The drawings shown here explain how scholar Geza Alföldy, a specialist in reconstructing “ghost” inscriptions, was able to deduce the wording on the Colosseum’s original dedication. Today, the stone slab bears a fifth-century C.E. inscription carved into the rock that describes a series of repairs to the structure (drawing A, above; the darker tint indicates the surviving portion of the inscription). But Alföldy and others had noted the presence of holes in the stone along three pairs of parallel lines (drawing B).
The holes once held pegs onto which metal letters were fastened.
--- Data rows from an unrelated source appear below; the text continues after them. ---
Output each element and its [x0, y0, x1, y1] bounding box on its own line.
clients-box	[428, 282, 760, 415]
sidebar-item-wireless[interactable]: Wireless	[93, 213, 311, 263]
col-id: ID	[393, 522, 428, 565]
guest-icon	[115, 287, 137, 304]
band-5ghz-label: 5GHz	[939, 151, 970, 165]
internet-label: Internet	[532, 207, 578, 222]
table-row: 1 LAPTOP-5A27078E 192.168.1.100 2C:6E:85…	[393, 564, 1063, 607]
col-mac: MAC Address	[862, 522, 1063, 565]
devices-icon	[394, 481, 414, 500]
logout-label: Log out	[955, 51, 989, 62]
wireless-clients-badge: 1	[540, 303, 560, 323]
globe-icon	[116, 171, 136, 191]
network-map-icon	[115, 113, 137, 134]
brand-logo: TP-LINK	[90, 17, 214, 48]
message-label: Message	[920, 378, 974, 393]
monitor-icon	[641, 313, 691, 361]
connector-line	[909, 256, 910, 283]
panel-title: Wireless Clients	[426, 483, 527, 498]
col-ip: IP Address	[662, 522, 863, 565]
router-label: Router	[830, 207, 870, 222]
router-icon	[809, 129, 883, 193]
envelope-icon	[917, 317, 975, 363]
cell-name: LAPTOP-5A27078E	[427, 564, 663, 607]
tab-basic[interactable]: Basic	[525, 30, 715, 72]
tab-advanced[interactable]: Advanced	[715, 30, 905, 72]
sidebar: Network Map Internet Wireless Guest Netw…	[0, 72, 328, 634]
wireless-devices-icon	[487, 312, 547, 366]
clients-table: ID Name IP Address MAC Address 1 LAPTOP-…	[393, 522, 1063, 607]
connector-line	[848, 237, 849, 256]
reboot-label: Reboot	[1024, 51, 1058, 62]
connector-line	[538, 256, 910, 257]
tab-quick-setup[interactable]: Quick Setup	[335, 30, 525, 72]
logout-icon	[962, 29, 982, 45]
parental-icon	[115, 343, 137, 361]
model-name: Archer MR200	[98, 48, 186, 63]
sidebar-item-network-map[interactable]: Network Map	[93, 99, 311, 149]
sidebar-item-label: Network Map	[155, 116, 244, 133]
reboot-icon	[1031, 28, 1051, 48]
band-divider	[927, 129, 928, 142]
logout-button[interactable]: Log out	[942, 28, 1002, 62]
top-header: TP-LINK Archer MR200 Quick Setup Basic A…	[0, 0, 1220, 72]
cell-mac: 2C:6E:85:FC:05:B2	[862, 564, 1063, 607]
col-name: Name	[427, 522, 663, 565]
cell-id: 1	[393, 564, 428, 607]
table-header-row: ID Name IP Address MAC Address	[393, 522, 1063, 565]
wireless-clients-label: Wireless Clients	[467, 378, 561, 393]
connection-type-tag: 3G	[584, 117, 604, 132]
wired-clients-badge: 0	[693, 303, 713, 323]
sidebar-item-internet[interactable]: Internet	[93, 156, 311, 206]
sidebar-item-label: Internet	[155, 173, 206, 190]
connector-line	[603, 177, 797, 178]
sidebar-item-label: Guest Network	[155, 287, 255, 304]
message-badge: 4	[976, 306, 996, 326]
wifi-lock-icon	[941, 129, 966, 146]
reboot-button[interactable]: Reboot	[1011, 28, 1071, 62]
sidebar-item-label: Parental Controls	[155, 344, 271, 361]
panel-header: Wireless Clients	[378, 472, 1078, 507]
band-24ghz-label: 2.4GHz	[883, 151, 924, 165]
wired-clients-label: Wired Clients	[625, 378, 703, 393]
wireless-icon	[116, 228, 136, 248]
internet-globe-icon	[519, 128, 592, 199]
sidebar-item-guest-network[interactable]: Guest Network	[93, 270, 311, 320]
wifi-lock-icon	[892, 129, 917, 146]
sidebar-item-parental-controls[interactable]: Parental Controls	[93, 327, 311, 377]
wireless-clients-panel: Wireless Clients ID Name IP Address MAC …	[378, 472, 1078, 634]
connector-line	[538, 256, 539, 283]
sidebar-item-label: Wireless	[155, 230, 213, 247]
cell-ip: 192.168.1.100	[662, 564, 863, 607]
Through meticulous work Alföldy arrived at the phrases that had once adorned the rock; these are shown superimposed on the inscription visible today (drawing C).
Not only did Alföldy determine the original inscription, but he 027deduced that two emperors, Vespasian (ruled 69 to 79 C.E.) and his son Titus (ruled 79 to 81 C.E.), had a hand in its wording: The first line of Vespasian’s dedication read “IMP CAES VESPASIANUS AVG” (Emperor Caesar Vespasian Augustus) (drawing D); Titus, who added two levels to the Colosseum, only needed to add a “T.” (for Titus) to make the phrase his own.
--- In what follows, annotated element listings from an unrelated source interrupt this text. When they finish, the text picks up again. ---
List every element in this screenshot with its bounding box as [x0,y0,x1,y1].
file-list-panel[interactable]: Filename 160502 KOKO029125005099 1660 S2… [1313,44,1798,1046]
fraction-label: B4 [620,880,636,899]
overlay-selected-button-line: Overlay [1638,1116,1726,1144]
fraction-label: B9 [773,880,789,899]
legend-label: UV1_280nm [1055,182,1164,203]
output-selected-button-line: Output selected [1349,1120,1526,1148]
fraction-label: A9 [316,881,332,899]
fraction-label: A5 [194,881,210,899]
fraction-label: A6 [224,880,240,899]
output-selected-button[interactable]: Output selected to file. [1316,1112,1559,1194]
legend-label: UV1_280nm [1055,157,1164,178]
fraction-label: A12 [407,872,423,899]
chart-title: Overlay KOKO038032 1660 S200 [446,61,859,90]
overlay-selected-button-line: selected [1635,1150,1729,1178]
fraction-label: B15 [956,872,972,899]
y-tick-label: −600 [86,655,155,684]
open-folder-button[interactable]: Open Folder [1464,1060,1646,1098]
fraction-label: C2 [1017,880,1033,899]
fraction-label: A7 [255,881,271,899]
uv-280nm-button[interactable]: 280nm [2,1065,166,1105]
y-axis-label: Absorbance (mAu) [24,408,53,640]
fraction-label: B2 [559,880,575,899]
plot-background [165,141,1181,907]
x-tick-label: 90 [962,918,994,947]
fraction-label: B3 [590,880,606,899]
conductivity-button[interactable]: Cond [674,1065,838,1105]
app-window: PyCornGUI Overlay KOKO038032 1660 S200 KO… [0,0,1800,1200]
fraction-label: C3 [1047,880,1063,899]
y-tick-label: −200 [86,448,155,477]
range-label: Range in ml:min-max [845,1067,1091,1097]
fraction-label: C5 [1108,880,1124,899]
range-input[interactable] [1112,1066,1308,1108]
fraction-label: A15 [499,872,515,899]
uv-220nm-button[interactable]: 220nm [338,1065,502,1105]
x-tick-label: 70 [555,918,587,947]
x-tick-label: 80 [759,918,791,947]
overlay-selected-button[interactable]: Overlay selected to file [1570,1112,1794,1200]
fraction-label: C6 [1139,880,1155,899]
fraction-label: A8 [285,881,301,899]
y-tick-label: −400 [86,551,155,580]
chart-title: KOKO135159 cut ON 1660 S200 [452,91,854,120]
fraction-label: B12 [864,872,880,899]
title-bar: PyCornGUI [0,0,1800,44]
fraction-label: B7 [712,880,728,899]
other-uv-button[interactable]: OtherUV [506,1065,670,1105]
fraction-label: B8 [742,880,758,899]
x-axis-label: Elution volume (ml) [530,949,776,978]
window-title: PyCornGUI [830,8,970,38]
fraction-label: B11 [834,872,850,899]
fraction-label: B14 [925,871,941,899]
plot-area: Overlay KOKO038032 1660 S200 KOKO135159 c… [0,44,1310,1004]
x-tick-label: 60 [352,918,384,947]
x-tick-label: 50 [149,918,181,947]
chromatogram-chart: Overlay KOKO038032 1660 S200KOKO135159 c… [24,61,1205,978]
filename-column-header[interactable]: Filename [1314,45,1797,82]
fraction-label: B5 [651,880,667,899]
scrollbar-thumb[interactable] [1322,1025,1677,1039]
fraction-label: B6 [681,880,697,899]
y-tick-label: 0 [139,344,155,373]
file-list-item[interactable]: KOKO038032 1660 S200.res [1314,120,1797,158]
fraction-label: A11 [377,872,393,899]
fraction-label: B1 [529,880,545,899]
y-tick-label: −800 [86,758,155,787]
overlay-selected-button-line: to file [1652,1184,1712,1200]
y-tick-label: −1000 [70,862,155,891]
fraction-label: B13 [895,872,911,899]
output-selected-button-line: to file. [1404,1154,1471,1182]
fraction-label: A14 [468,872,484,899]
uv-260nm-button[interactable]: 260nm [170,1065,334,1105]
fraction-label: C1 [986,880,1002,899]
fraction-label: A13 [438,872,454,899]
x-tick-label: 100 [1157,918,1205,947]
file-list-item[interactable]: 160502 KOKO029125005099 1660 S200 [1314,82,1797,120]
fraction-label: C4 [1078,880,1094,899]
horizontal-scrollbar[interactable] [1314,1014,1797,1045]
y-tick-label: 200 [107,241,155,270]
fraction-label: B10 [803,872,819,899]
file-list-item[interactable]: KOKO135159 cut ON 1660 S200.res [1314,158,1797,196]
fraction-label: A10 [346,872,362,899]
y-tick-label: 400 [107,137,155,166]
Titus had the C and the A from “CAES” moved to the right just enough to squeeze in the T and a small triangle that functioned as a modern period—making it serve as his initial (drawing E; the holes marked in green were added to make the “T.” fit; the holes marked in red were the original holes in “CAES”).
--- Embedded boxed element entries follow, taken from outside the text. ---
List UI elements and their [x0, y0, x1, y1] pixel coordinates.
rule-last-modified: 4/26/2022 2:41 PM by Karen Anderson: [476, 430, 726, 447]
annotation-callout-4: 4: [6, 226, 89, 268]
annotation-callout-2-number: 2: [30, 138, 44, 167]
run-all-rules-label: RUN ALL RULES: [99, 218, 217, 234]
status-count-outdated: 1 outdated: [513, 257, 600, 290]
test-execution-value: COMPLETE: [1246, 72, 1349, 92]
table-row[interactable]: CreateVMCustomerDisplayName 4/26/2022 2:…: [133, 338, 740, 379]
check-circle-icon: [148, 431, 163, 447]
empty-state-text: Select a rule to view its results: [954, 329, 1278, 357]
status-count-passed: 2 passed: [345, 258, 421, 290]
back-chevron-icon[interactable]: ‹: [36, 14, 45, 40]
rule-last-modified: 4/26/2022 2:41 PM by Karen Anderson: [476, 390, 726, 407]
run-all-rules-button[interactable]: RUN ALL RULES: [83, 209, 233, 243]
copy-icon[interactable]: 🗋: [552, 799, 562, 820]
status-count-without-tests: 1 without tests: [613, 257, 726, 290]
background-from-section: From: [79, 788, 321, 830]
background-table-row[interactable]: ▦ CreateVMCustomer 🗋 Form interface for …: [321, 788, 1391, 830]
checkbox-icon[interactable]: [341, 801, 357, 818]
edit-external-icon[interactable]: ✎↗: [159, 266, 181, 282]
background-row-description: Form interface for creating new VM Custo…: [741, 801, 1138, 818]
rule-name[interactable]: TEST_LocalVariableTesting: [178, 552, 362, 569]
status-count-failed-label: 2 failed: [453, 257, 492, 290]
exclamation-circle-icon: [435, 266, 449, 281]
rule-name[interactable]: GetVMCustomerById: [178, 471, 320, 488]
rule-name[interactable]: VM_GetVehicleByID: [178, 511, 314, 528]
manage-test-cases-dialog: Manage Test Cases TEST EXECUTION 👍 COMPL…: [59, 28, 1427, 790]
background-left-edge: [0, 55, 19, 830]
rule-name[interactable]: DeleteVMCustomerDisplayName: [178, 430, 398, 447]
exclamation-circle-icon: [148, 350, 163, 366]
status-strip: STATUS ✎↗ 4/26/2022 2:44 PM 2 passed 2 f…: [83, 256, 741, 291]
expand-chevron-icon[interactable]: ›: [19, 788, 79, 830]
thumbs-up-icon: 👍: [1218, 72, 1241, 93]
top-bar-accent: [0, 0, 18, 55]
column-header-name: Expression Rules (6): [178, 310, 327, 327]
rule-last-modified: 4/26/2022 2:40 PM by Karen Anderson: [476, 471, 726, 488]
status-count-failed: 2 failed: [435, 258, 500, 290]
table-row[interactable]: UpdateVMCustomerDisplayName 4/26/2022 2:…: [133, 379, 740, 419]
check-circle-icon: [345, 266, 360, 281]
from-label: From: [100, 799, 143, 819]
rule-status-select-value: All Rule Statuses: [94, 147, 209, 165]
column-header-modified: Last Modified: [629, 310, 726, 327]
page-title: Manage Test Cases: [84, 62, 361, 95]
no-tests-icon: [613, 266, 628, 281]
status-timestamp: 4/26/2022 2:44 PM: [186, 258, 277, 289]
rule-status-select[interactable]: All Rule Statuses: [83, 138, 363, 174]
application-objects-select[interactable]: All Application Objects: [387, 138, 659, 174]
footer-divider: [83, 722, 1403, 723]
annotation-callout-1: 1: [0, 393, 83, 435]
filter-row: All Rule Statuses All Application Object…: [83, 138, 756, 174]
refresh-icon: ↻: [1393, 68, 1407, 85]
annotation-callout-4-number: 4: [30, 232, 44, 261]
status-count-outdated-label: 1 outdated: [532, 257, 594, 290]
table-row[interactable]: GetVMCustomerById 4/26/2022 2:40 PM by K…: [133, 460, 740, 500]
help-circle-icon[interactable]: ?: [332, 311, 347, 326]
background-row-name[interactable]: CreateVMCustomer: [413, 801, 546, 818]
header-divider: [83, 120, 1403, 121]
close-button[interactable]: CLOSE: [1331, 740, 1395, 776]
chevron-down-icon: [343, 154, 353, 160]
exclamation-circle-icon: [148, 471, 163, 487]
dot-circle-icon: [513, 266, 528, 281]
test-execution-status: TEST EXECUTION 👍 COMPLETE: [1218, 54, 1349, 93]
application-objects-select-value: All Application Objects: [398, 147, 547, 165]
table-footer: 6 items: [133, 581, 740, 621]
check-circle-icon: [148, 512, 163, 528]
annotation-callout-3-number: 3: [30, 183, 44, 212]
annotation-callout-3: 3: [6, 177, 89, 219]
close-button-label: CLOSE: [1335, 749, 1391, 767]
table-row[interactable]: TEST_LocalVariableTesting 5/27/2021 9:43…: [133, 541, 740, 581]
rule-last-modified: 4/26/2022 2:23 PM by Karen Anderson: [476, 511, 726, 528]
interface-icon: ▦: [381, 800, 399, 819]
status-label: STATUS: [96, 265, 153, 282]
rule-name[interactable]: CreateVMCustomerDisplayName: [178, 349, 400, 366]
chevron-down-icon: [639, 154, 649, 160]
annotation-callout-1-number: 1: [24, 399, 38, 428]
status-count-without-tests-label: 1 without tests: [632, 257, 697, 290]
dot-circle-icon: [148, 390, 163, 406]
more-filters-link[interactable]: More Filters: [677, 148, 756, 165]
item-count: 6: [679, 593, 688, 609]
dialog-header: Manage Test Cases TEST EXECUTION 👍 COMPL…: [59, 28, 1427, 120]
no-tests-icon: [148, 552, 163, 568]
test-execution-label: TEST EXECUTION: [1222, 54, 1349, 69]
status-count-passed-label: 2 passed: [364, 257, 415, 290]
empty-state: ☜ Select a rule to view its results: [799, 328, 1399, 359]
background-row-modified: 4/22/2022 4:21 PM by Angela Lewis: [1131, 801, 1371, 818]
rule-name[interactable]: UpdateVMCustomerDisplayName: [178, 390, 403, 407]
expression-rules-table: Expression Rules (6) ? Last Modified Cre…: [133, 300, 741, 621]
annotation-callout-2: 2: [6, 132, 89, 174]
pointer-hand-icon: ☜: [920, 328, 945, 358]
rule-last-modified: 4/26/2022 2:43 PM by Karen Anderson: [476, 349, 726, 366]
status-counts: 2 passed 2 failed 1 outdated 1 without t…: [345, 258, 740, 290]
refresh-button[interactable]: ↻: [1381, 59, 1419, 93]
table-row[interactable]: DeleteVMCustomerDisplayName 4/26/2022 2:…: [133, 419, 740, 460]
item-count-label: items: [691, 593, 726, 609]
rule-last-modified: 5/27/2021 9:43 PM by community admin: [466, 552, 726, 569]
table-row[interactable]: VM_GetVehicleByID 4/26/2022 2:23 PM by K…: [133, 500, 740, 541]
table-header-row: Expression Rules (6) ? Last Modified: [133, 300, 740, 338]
The result—a “new”dedication attributing the construction of the Colosseum to Titus but still explaining that it was done ex manubiis, with the proceeds from the spoils of war. In the accompanying article, author Louis Feldman suggests that the war from which those spoils came was the Great Jewish Revolt against Rome in 66–70 C.E., when Titus destroyed the Jerusalem Temple.